政治に従う立場を復活させよ--文科省は自由社差別をやめよ

 育鵬社公民教科書の単元3「国民主権と天皇」を読む


 7月に入り、ようやく他社の公民教科書を読みだした。最初に育鵬社から読み始め、「第二章 私たちの生活と政治」の単元3「国民主権と天皇」まで読み進めた。ここで、気になった記述を見つけた。「国民としての自覚」との小見出しの下、育鵬社は、次のように述べている。

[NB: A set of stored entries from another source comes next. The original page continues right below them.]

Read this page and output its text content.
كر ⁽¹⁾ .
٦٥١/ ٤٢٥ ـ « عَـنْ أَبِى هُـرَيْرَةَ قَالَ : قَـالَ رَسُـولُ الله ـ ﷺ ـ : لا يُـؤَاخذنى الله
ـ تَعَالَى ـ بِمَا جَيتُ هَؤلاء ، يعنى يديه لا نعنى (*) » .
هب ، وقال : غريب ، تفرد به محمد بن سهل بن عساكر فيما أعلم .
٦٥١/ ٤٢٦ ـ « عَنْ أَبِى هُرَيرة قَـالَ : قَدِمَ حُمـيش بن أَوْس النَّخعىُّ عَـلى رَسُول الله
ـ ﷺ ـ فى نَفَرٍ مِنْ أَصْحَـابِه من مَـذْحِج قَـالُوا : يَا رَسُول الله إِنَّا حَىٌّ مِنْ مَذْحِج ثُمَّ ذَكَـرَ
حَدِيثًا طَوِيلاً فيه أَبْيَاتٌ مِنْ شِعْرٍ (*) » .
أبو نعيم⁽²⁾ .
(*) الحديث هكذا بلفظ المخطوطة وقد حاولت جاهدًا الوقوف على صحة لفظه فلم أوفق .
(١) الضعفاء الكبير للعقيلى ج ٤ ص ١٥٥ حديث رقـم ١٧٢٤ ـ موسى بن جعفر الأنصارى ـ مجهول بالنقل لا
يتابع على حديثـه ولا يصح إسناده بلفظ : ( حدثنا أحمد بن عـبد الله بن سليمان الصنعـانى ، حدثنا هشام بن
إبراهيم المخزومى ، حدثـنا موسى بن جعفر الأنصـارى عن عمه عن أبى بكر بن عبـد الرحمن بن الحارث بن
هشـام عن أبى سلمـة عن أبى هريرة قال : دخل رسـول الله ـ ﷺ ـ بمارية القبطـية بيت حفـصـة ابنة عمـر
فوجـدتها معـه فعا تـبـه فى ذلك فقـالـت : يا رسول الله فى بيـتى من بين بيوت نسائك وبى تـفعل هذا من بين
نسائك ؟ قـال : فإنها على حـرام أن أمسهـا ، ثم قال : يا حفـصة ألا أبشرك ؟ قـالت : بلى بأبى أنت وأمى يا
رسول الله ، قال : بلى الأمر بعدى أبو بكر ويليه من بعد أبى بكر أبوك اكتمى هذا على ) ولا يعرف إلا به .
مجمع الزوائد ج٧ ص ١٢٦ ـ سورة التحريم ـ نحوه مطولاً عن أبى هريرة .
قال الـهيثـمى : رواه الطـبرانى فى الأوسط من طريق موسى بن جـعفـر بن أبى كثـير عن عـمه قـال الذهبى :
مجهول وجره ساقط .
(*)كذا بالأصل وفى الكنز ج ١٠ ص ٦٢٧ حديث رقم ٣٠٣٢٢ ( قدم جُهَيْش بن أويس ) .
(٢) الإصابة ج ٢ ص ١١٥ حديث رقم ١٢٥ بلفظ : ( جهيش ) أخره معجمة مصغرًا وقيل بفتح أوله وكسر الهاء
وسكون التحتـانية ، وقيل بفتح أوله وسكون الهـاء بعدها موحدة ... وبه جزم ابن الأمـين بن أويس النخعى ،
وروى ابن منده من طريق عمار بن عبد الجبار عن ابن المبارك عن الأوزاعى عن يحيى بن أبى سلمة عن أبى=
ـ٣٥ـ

 近代日本の代表的な知識人の福沢諭吉は『学問のすすめ』の中で、「一身独立して一国独立す」とし、独立した個人こそが国を支えるもとであり、こうした人間がおおくなれば、国は栄えていくと説きました。
 民主政治が国民の声に導かれて進むものである以上、私たち国民は国に守られ、国の政治に従うだけではなく、主権者として政治を動かす力をもっていることを忘れてはなりません。同時に、憲法で保障された権利を行使するには、他人や社会への配慮が大切であり、権利や自由には必ず義務と責任がともなうとの認識も必要です。     42頁


 国民の「政治に従う」立場に関するダブルスタンダード

 この記述を見て、私は、『新しい公民教科書』の単元10「国家と私たち国民」の検定のことを思い出した。平成22年度検定を受けた現行版も今回の検定申請本も、『新しい公民教科書』はこの単元で➀「政治に参加する立場」②「政治に従う立場」➂「政治から利益を受ける立場」④「政治から自由な自主独立の立場」という4つの立場を書いていた。しかし、検定の結果、理由は全くわからないが、②「政治に従う立場」が削除されてしまった。

 にもかかわらず、育鵬社の上記記述を見てほしい。ここには、まず第一段落で④にあたることが書かれ、第二段落で「国に守られ、国の政治に従うだけではなく、……政治を動かす力をもっている」と書かれている。「国に守られ」は自由社の➂に当たるし、「政治を動かす力をもっている」は➀に当たるるし、「国の政治に従う」はストレートに②に当たる。

 ところが、育鵬社のこの単元には全く意見はつかず、自由社にだけ意見が付き、②「政治に従う立場」が削除されてしまったのである。明確にダブルスタンダードである。私は、今回の一連の事態の本質は保守派差別というよりも自由社差別だと何回か前の記事で指摘したが、その点がここにも表れているわけである。


 しかし、かかるダブルスタンダードは許されない。いや、それ以前に、国民の「政治に従う立場」を否定する検定は、不当であり、非常識極まりないものである。文科省は、『新しい公民教科書』に、「政治に従う立場」を復活させるべきであろう。